# Any Kansas City Royals Fans Here?



## TBoneJack (Mar 21, 2015)

I'm a Kansas City Royals fan. With a bag over my head most years.

But I do love to go to the day games during the week for "lunch meetings" with "business colleagues".

KC BBQ and skipping work for an occasional game. Springtime is here.


----------



## needsomebeans (Mar 21, 2015)

I understand about keeping a bag over your head. Royals had a good run last year. I'm myself root for the Reds. Opening day is just a few days away!


----------



## TBoneJack (Mar 21, 2015)

needsomebeans said:


> I understand about keeping a bag over your head. Royals had a good run last year. I'm myself root for the Reds. Opening day is just a few days away!

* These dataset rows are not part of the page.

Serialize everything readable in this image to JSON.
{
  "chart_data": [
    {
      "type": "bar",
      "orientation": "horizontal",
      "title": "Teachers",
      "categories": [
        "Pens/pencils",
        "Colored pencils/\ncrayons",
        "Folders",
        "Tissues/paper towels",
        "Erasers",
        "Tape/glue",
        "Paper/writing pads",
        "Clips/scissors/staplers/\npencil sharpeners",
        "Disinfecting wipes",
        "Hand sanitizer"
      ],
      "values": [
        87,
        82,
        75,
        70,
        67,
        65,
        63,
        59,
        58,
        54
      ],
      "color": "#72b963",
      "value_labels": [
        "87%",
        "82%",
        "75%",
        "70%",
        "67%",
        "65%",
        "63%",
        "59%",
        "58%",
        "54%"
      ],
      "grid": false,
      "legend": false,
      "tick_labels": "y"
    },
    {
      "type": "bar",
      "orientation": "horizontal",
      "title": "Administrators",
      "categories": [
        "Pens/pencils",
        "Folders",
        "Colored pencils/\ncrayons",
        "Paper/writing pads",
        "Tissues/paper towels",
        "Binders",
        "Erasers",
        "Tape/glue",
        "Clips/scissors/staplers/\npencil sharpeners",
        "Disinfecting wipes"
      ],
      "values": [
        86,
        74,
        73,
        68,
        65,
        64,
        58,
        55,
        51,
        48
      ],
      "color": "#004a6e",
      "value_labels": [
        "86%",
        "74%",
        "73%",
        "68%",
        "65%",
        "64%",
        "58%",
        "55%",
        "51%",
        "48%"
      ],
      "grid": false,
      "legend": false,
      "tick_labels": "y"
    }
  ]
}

You're a Kentucky Wildcat fan. You aren't gonna need a bag for a LONG time my friend. They be good for a long time to come, I think.


----------



## UncleBuck (Mar 21, 2015)

complete overcompensation.


----------



## needsomebeans (Mar 21, 2015)

They are on a mission. 40-0!


----------



## doniawon (Oct 28, 2015)

Go royals


----------



## Corso312 (Oct 28, 2015)

Lookin tough.. Think mets are DOA


----------



## doublejj (Oct 29, 2015)

Good luck Royals....Giants fan here


----------



## New Age United (Oct 30, 2015)

No mets are gonna take it. I know they had more time off but I'm looking for a game 7 mets win. Don't have the passion I had for the Jays though.


----------



## adower (Nov 7, 2015)

Sf Giants all the way!!


----------